Comparative gene expression profiling of freshly isolated undifferentiated Sca-1 progenitor cells derived either from heart failure transgenic αMHC-CyclinT1/Gαq overexpressing mice or wildtype littermates revealed transcriptional variations. Bdnf expression was up regulated 5-fold during heart failure which was verified by qRT-PCR and confirmed at protein level. The migratory capacity of Sca-1 cells from transgenic hearts was improved by 15% in the presence of 25ng/ml BDNF. Furthermore, BDNF-mediated effects on Sca-1 cells were studied via pulsed Stable Isotope Labeling of Amino acids in Cell Culture (pSILAC) proteomics approach. After BDNF treatment significant differences between newly synthesized proteins in Sca-1 cells from control and transgenic hearts were observed for CDK1, SRRT, HDGF, and MAP2K3 which are known to regulate cell cycle, survival and differentiation. Moreover BDNF repressed the proliferation of Sca-1 cells from transgenic hearts.

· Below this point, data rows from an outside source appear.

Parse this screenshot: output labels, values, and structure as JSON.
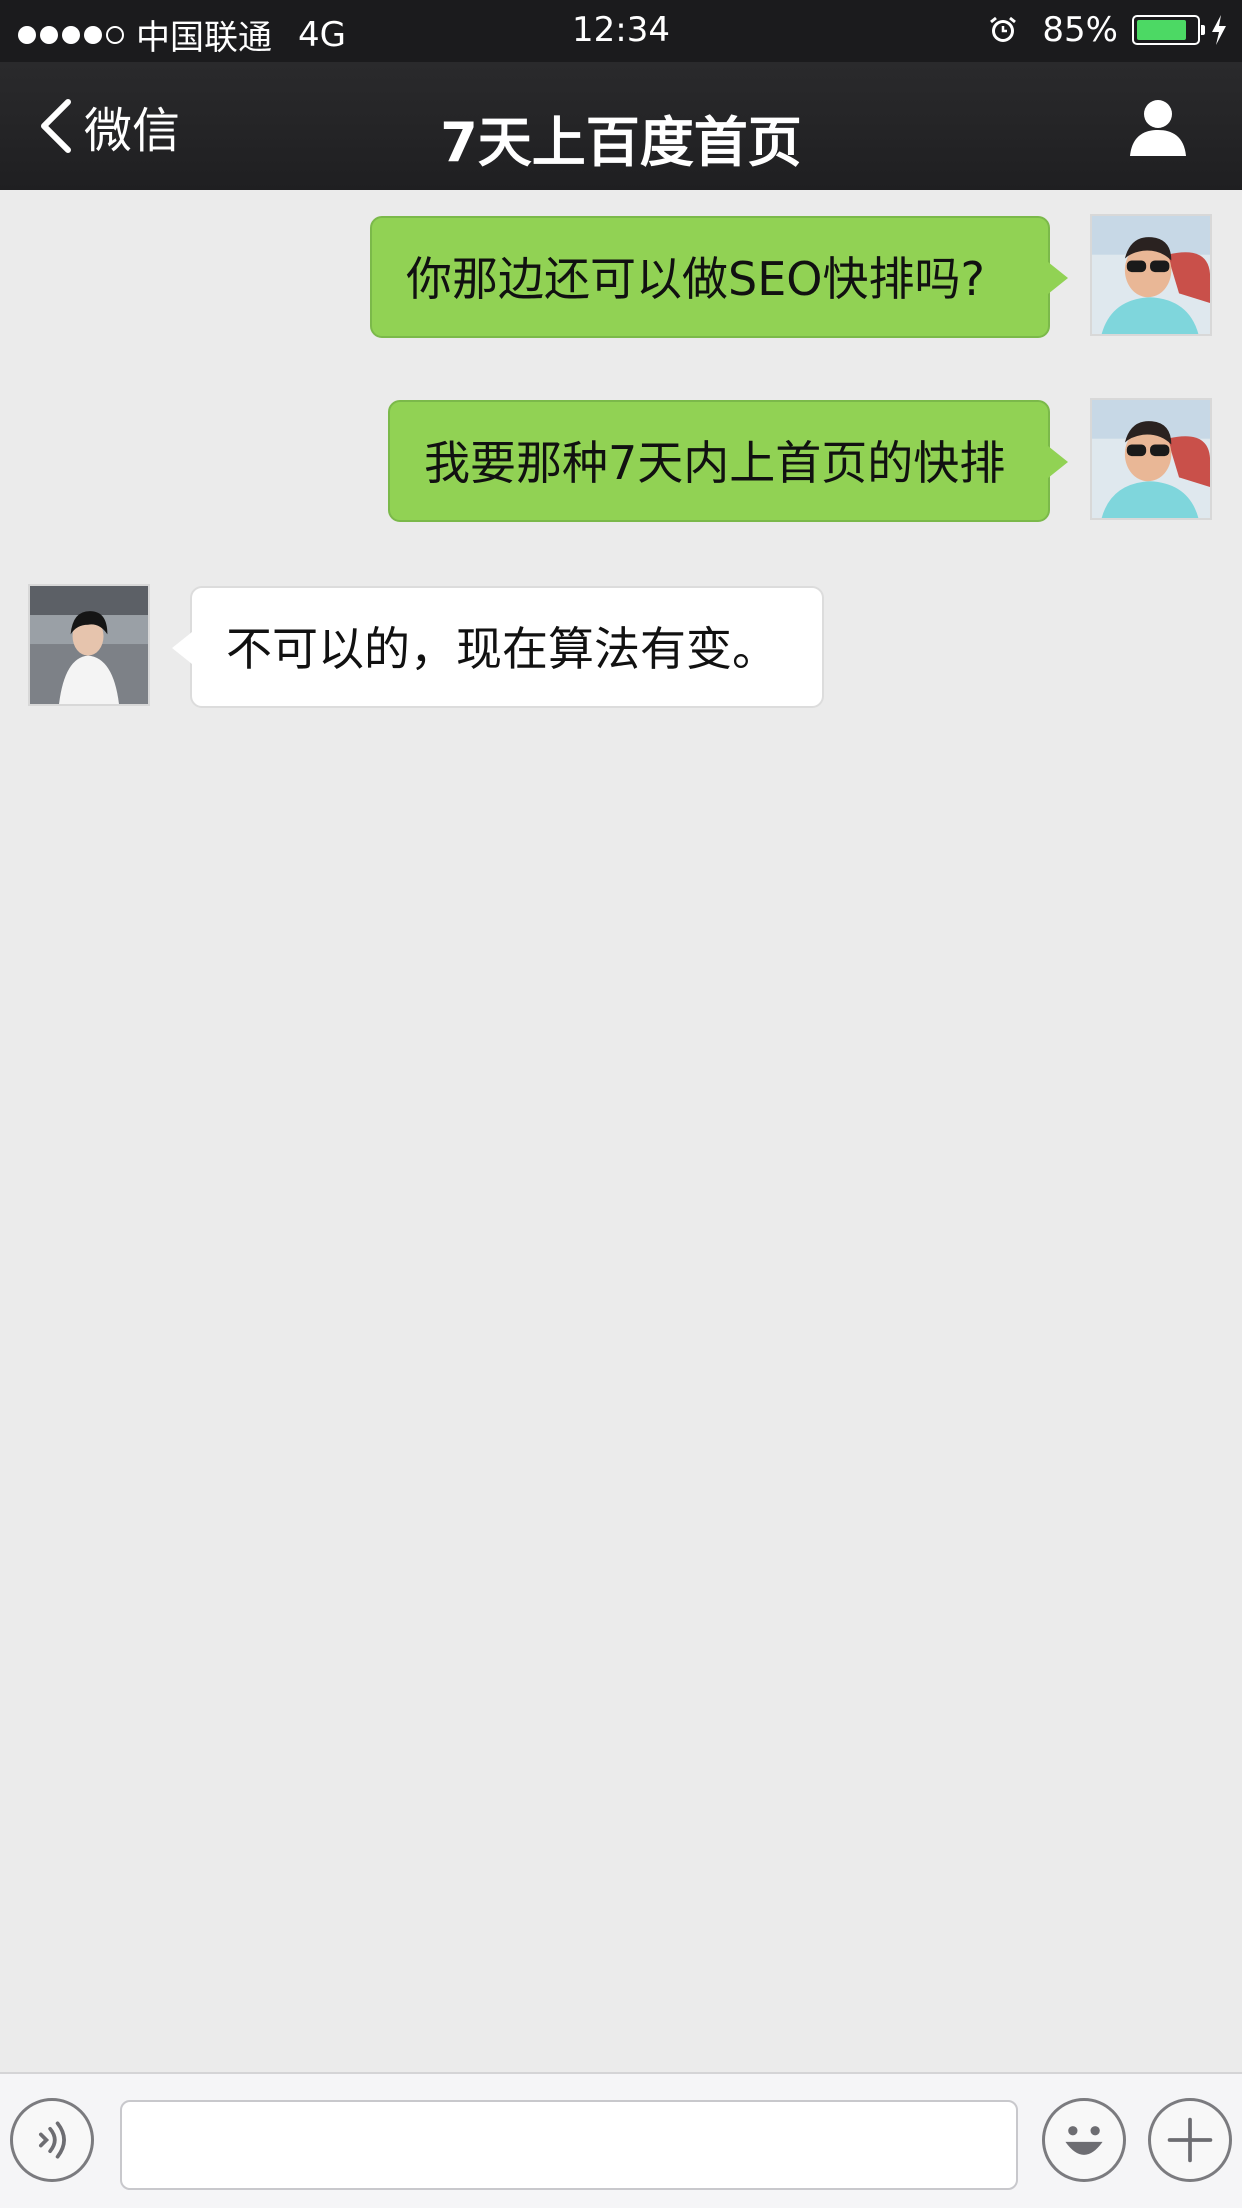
{
  "status_bar": {
    "carrier": "中国联通",
    "network": "4G",
    "time": "12:34",
    "battery_percent": "85%",
    "battery_level": 0.85,
    "signal_bars_filled": 4,
    "signal_bars_total": 5
  },
  "nav": {
    "back_label": "微信",
    "title": "7天上百度首页",
    "icons": {
      "back": "chevron-left-icon",
      "profile": "person-icon"
    }
  },
  "messages": [
    {
      "sender": "me",
      "text": "你那边还可以做SEO快排吗?"
    },
    {
      "sender": "me",
      "text": "我要那种7天内上首页的快排"
    },
    {
      "sender": "other",
      "text": "不可以的，现在算法有变。"
    }
  ],
  "input_bar": {
    "placeholder": "",
    "icons": {
      "voice": "voice-icon",
      "emoji": "emoji-icon",
      "more": "plus-icon"
    }
  },
  "colors": {
    "sent_bubble": "#91d254",
    "received_bubble": "#ffffff",
    "chat_background": "#ebebeb",
    "battery_fill": "#4cd964",
    "nav_background": "#1f1f21"
  }
}
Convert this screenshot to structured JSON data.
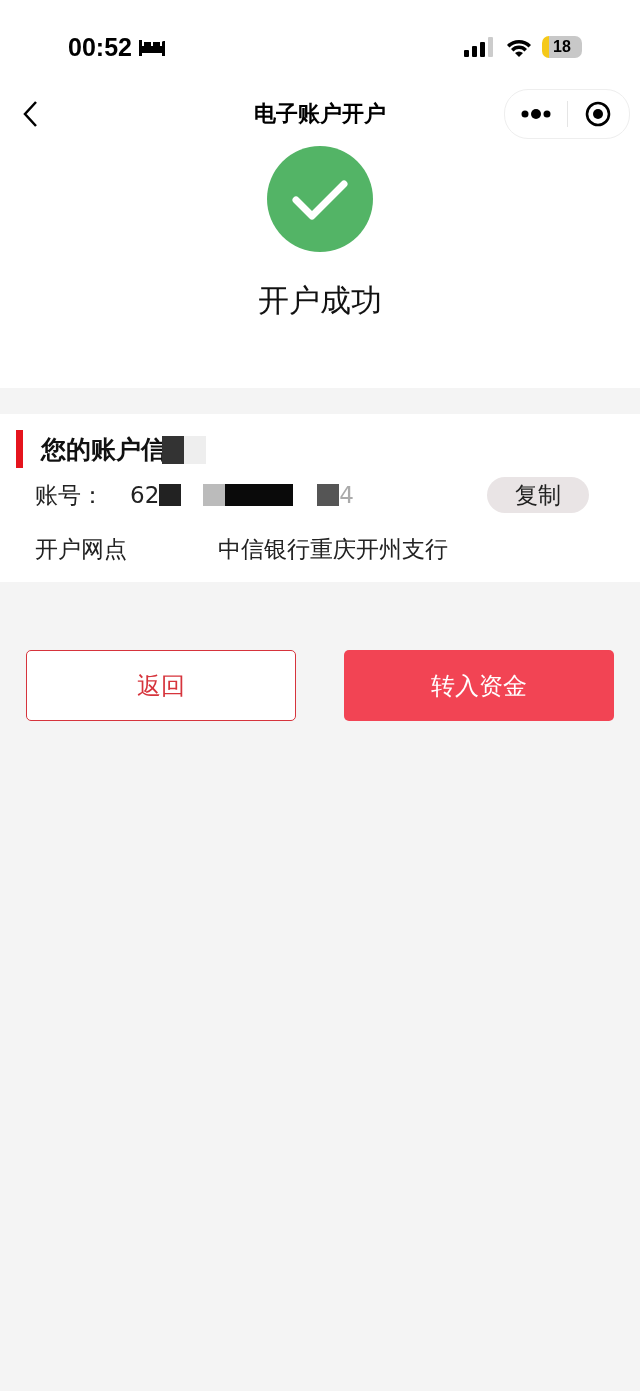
{
  "status_bar": {
    "time": "00:52",
    "battery": "18"
  },
  "nav_bar": {
    "title": "电子账户开户"
  },
  "result": {
    "message": "开户成功"
  },
  "account_info": {
    "title": "您的账户信",
    "rows": [
      {
        "kind": "account",
        "label": "账号：",
        "value_start": "62",
        "value_end": "4",
        "action": "复制"
      },
      {
        "kind": "plain",
        "label": "开户网点",
        "value": "中信银行重庆开州支行"
      }
    ]
  },
  "buttons": [
    {
      "label": "返回",
      "kind": "secondary"
    },
    {
      "label": "转入资金",
      "kind": "primary"
    }
  ]
}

Comparative profiling of resident Sca-1 cells revealed elevated BDNF levels in the failing heart. Exogenous BDNF (i) stimulated migration, which might improve the homing ability of Sca-1 cells derived from the failing heart and (ii) repressed the cell cycle progression suggesting its potency to ameliorate heart failure.

Partial Text

Despite various attempts to develop therapeutics for cardiac disorders, the prevalence of heart failure was not considerably reduced. Moreover, the number of patients with heart failure is still growing due to demographic changes and higher survival rate after acute myocardial infarction. Although enormous progress has been made in the field of cardiovascular research, heart transplantation remains the solitary cure for end-stage heart failure till today. However, lack of donor hearts, tissue rejection and the high costs of treatment are major limitations in meeting the increasing demand of patients and foster the search for new treatment options. Over the last decade cell-based therapies emerged as potential alternatives in this regard. Accumulating evidence shows that a subset of undifferentiated progenitor cell populations resides in the adult heart, which is capable of promoting regeneration of the damaged myocardium [1–3] and thus offers new options towards endogenous cardiac repair mechanisms.

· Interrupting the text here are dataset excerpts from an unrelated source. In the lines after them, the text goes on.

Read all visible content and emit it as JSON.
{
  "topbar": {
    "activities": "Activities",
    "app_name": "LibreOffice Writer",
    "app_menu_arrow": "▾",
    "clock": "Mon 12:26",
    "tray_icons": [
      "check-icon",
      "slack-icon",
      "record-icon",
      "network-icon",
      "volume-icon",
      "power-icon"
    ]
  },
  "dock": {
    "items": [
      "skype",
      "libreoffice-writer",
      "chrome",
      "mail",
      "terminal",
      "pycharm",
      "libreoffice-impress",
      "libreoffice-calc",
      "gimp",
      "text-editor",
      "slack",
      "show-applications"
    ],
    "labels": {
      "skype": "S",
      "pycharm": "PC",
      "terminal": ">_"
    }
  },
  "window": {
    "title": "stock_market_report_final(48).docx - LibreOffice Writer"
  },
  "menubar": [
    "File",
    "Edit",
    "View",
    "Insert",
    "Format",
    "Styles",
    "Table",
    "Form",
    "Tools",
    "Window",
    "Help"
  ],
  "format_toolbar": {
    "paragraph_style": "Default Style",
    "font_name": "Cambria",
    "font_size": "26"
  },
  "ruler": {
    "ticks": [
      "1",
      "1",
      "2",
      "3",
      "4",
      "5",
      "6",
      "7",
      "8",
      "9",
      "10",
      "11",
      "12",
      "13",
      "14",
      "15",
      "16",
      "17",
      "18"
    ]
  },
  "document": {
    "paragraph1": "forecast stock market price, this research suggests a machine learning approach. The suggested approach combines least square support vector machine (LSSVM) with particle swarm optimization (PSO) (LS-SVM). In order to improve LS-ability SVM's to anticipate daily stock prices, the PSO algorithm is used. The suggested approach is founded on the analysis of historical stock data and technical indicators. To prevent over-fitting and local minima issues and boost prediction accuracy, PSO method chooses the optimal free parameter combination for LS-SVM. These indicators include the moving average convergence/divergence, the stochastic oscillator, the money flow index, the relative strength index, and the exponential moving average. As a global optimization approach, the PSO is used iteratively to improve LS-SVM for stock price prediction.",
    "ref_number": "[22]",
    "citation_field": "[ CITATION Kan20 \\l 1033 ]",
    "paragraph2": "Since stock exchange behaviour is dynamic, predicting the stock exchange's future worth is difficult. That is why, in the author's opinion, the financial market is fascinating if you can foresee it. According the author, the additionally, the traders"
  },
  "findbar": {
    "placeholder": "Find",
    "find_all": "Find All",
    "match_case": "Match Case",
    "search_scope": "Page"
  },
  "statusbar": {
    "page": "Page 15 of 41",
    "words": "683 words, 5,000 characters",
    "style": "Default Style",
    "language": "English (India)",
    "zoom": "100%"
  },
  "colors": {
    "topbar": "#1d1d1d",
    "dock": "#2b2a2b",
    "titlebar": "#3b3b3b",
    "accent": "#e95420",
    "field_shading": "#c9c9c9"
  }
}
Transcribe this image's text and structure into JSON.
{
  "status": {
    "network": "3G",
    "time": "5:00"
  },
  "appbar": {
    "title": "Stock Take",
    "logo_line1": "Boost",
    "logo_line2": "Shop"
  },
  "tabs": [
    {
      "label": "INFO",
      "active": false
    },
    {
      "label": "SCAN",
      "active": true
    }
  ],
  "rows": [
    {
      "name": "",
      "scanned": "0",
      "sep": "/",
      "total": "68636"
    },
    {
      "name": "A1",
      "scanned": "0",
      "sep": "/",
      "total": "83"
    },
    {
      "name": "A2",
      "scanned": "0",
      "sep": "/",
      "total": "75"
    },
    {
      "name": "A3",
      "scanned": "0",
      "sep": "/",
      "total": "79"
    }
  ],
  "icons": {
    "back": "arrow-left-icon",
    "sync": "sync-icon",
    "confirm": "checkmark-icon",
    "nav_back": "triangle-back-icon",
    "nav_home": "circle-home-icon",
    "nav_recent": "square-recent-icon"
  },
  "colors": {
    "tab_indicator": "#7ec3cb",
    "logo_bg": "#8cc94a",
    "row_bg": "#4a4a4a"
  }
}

The adult mammalian heart harbors a subpopulation of cardiac progenitor cells that are capable of restoring myocardial function after injury. Homing of stem cells to a heart lesion is one of the pre-requisites for inducing repair processes via stem cell transplantation. Oh et al. have previously reported that resident Sca-1 cells home to the damaged myocardium and differentiate in part into functional cardiomyocytes when injected into diseased animals but showed no effect in healthy animals [4]. Therefore, a better understanding of molecular events during disease is quite essential for designing effective treatment options. To our knowledge the present study is the first to analyze the molecular characteristics of adult resident Sca-1 positive progenitor cells derived from the failing heart.

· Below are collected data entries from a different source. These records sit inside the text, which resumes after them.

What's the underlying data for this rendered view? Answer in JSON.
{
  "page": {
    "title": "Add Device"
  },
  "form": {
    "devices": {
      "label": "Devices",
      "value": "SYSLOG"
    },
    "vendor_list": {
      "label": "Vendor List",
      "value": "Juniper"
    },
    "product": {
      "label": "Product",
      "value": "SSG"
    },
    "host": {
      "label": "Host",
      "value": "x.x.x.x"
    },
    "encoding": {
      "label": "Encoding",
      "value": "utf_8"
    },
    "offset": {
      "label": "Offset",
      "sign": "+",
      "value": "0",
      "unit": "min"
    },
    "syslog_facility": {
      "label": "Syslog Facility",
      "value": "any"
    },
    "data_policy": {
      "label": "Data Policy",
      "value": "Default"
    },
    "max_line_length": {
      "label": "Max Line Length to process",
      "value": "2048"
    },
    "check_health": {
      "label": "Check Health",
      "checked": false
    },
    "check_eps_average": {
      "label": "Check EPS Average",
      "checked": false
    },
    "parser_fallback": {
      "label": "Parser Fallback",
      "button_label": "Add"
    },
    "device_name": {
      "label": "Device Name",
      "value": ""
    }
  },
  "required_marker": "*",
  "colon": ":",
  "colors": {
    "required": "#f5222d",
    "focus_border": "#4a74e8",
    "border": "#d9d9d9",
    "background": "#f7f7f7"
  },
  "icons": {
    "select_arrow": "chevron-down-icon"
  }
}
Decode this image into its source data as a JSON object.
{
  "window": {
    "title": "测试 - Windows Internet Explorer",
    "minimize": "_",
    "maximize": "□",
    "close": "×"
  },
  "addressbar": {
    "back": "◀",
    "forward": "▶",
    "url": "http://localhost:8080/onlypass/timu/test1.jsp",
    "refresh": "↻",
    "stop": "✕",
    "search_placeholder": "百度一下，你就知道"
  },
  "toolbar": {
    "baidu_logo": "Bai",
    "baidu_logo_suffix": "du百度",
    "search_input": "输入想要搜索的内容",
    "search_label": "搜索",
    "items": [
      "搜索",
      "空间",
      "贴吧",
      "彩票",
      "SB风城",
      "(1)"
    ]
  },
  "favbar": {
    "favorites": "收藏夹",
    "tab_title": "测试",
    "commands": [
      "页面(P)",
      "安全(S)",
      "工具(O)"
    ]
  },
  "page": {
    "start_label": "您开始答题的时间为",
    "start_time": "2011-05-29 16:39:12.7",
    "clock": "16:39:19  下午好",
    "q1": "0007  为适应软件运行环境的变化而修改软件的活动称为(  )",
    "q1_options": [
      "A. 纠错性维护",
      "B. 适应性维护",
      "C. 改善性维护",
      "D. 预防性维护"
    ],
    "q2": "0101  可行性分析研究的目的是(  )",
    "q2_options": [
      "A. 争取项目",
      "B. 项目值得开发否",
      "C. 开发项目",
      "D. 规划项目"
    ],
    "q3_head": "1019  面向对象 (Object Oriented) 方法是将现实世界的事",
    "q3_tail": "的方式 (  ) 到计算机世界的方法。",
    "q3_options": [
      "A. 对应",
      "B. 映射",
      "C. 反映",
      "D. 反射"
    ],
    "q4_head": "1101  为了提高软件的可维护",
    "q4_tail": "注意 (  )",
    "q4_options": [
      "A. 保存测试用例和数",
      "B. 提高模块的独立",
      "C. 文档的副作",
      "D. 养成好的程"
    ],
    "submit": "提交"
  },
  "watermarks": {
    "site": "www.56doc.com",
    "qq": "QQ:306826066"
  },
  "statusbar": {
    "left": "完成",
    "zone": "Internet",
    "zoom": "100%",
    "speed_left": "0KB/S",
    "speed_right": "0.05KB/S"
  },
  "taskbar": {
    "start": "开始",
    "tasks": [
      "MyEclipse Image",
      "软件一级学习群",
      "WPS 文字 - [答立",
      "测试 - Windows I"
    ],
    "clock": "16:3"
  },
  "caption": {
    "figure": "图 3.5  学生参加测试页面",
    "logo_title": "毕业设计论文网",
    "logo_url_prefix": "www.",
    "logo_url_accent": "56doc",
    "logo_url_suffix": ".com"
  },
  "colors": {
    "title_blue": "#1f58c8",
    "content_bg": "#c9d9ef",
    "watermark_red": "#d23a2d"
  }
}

Here we have generated a comprehensive overview of global molecular changes in adult Sca-1 cells underlying heart failure conditions. Our comparative microarray-based study provided insights into their endogenous behavior during heart failure and unraveled their potential characteristics. The results indicate that the cardiogenic potential of Sca-1 cells is enhanced during heart failure condition. In addition, we explored the functional implications of BDNF expression, which was found to be elevated in failing hearts. We further provided supporting evidence on the regulatory role of exogenous BDNF on migration, proliferation and survival of progenitor cells, which might offer a therapeutic option for treatment of heart failure. However, it remains to be investigated whether local delivery of BDNF will improve the functional role of Sca-1 progenitor cells inside the damaged myocardium. Further in vivo experiments are necessary to extend our knowledge on BDNF driven fate of adult Sca-1 cells in cardiac dysfunction.